Key Areas for Managing Industrial Risk
Industrial organizations around the world struggle to manage risk. Incidents such as product recalls, data breaches and worker injuries have immediate consequences and can impact customers, employees, intellectual property and revenue. Risk management should be focused on where problems originate. In many cases, that is within the automation infrastructure. For managing risk at its source, Rockwell Automation outlines four key areas, including:
- Equipment Obsolescence: Modernizing production systems can play a major role in minimizing downtime and improving quality, safety and security.
- Quality: Harnessing the power of existing operational data can improve quality management and help drive adherence to regulatory requirements.
- Safety: Addressing safety in crucial areas of culture, compliance and capital helps reduce the number of safety incidents and improve operational performance.
- Security: Embracing end-to-end security across facilities and enterprises helps to protect people, intellectual property and physical assets.
Rockwell Automation views enterprise risk management as a continuous cycle of improvement that includes assessments, technology and infrastructure, and believes that, by addressing risk in these key areas, companies can effectively manage brand-critical safety, quality, security and obsolescence challenges at their source.

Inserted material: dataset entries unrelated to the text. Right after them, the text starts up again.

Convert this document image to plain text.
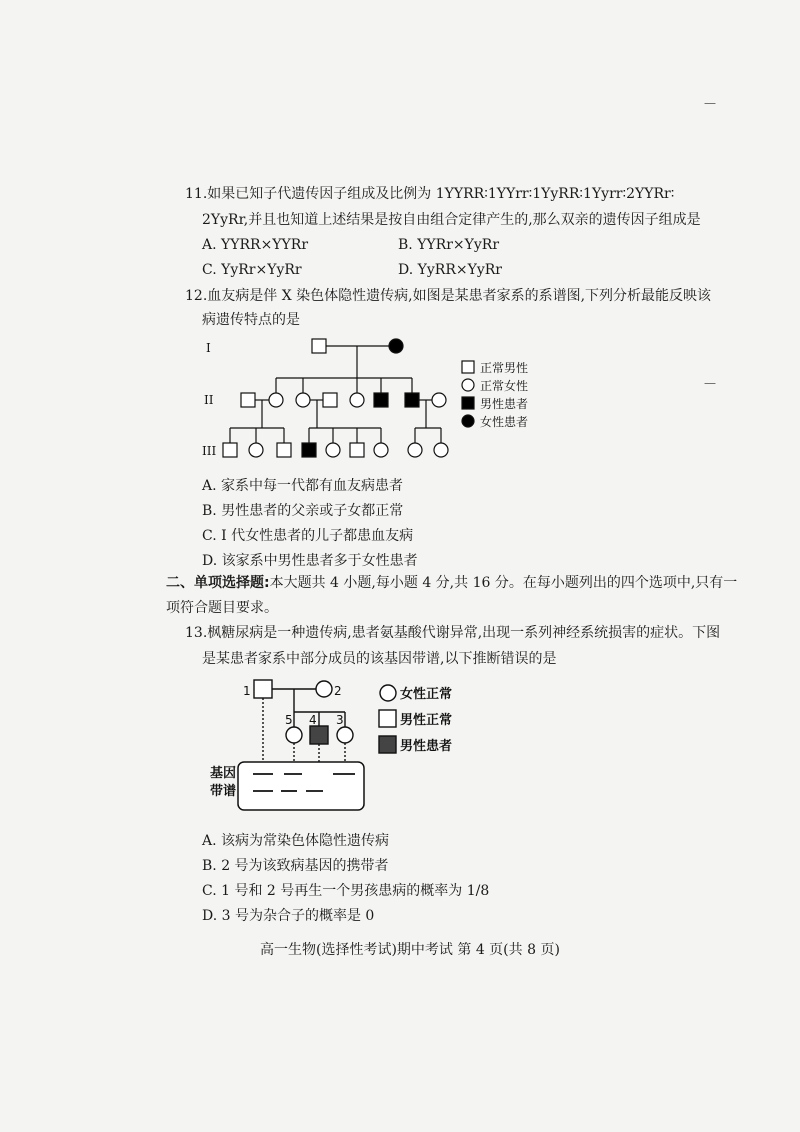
—
—
11.如果已知子代遗传因子组成及比例为 1YYRR∶1YYrr∶1YyRR∶1Yyrr∶2YYRr∶
2YyRr,并且也知道上述结果是按自由组合定律产生的,那么双亲的遗传因子组成是
A. YYRR×YYRr	B. YYRr×YyRr
C. YyRr×YyRr	D. YyRR×YyRr
12.血友病是伴 X 染色体隐性遗传病,如图是某患者家系的系谱图,下列分析最能反映该
病遗传特点的是
I
II
III
正常男性
正常女性
男性患者
女性患者
A. 家系中每一代都有血友病患者
B. 男性患者的父亲或子女都正常
C. I 代女性患者的儿子都患血友病
D. 该家系中男性患者多于女性患者
二、单项选择题:本大题共 4 小题,每小题 4 分,共 16 分。在每小题列出的四个选项中,只有一
项符合题目要求。
13.枫糖尿病是一种遗传病,患者氨基酸代谢异常,出现一系列神经系统损害的症状。下图
是某患者家系中部分成员的该基因带谱,以下推断错误的是
1	2
5 4 3
基因
带谱
女性正常
男性正常
男性患者
A. 该病为常染色体隐性遗传病
B. 2 号为该致病基因的携带者
C. 1 号和 2 号再生一个男孩患病的概率为 1/8
D. 3 号为杂合子的概率是 0
高一生物(选择性考试)期中考试 第 4 页(共 8 页)
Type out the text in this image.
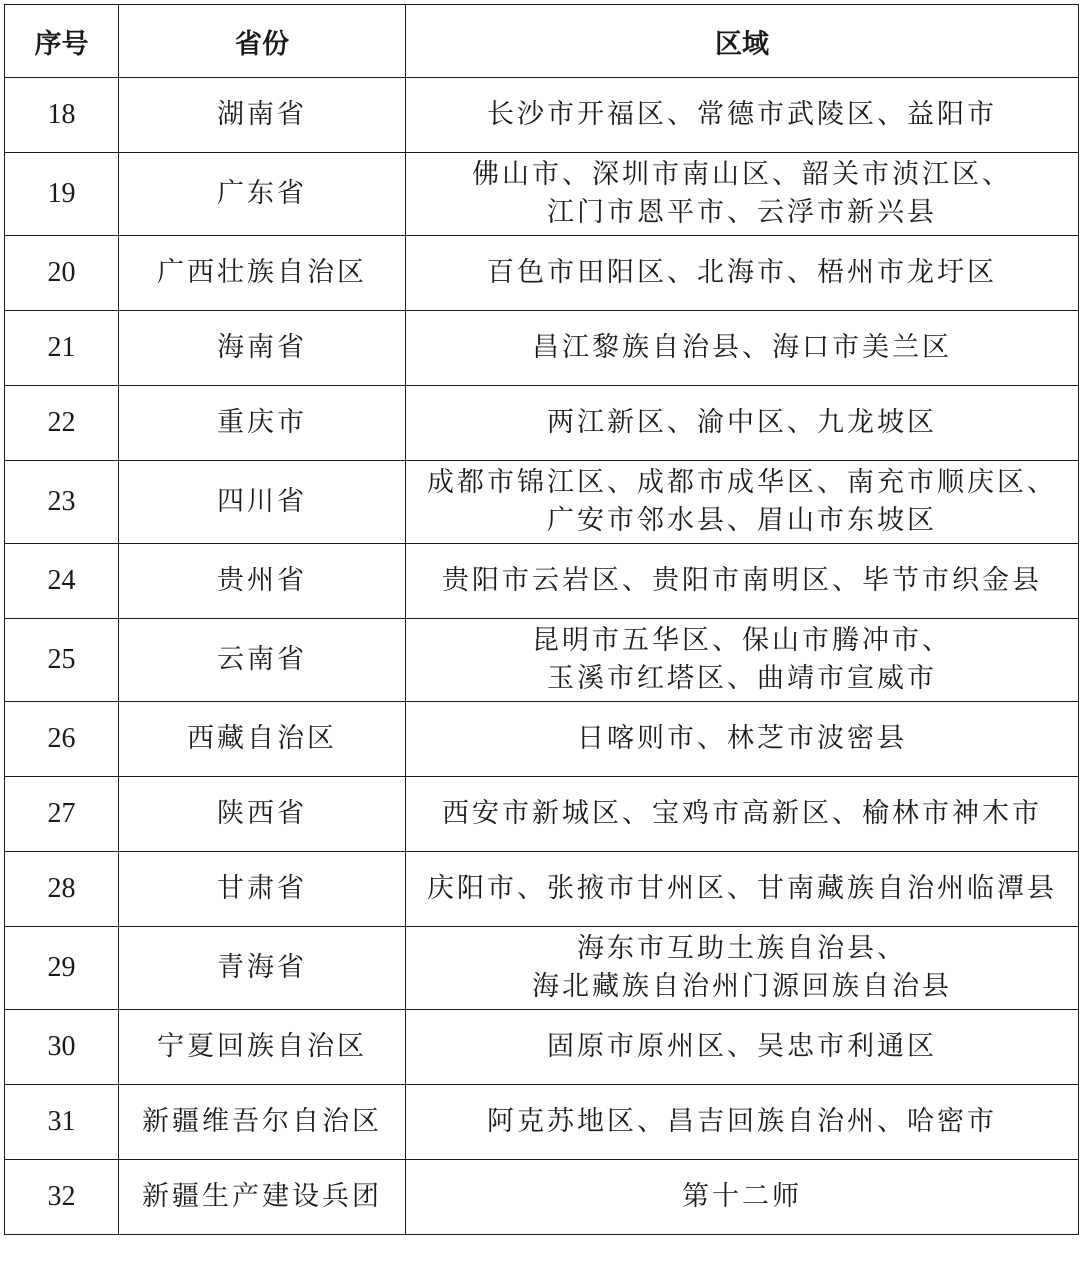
序号	省份	区域
18	湖南省	长沙市开福区、常德市武陵区、益阳市

19	广东省	佛山市、深圳市南山区、韶关市浈江区、
江门市恩平市、云浮市新兴县

20	广西壮族自治区	百色市田阳区、北海市、梧州市龙圩区

21	海南省	昌江黎族自治县、海口市美兰区

22	重庆市	两江新区、渝中区、九龙坡区

23	四川省	成都市锦江区、成都市成华区、南充市顺庆区、
广安市邻水县、眉山市东坡区

24	贵州省	贵阳市云岩区、贵阳市南明区、毕节市织金县

25	云南省	昆明市五华区、保山市腾冲市、
玉溪市红塔区、曲靖市宣威市

26	西藏自治区	日喀则市、林芝市波密县

27	陕西省	西安市新城区、宝鸡市高新区、榆林市神木市

28	甘肃省	庆阳市、张掖市甘州区、甘南藏族自治州临潭县

29	青海省	海东市互助土族自治县、
海北藏族自治州门源回族自治县

30	宁夏回族自治区	固原市原州区、吴忠市利通区

31	新疆维吾尔自治区	阿克苏地区、昌吉回族自治州、哈密市

32	新疆生产建设兵团	第十二师
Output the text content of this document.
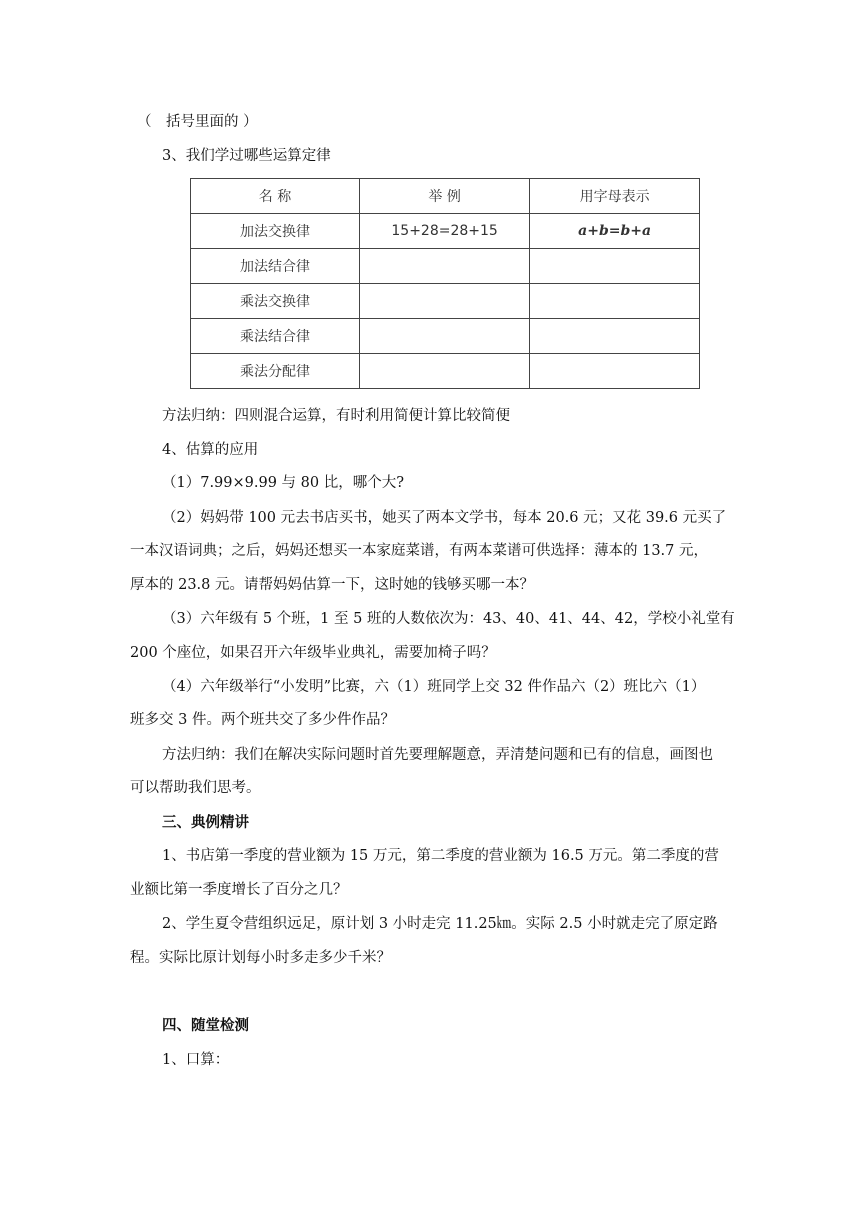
（　括号里面的 ）
3、我们学过哪些运算定律
名 称	举 例	用字母表示
加法交换律	15+28=28+15	a+b=b+a
加法结合律		
乘法交换律		
乘法结合律		
乘法分配律		
方法归纳：四则混合运算，有时利用简便计算比较简便
4、估算的应用
（1）7.99×9.99 与 80 比，哪个大?
（2）妈妈带 100 元去书店买书，她买了两本文学书，每本 20.6 元；又花 39.6 元买了
一本汉语词典；之后，妈妈还想买一本家庭菜谱，有两本菜谱可供选择：薄本的 13.7 元，
厚本的 23.8 元。请帮妈妈估算一下，这时她的钱够买哪一本？
（3）六年级有 5 个班，1 至 5 班的人数依次为：43、40、41、44、42，学校小礼堂有
200 个座位，如果召开六年级毕业典礼，需要加椅子吗？
（4）六年级举行“小发明”比赛，六（1）班同学上交 32 件作品六（2）班比六（1）
班多交 3 件。两个班共交了多少件作品？
方法归纳：我们在解决实际问题时首先要理解题意，弄清楚问题和已有的信息，画图也
可以帮助我们思考。
三、典例精讲
1、书店第一季度的营业额为 15 万元，第二季度的营业额为 16.5 万元。第二季度的营
业额比第一季度增长了百分之几？
2、学生夏令营组织远足，原计划 3 小时走完 11.25㎞。实际 2.5 小时就走完了原定路
程。实际比原计划每小时多走多少千米？
四、随堂检测
1、口算：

Best Practices for Comprehensive Industrial Security
Rockwell Automation develops a three-step approach for building an industrial security program that extends from the enterprise to the plant level, and helps mitigate risk across people, processes and technology. The three steps take into account the connections between network security, as well as the physical security and safety in industrial areas. They include:
- Security assessment: Conduct a facility-wide assessment to understand risk areas and potential threats
- Defense-in-depth security: Deploy a multilayered security approach that establishes multiple tiers of defense
- Trusted vendors: Verify that your automation vendors follow core security principles when designing their products
For industrial organizations, security threats will continue to evolve. To keep pace, Rockwell Automation suggests that a holistic security program should evolve with and stay ahead of the changing threat landscape. By following the key approach, organizations can establish a program that can help protect intellectual property, facilities, assets, employees and competitive advantages into the future.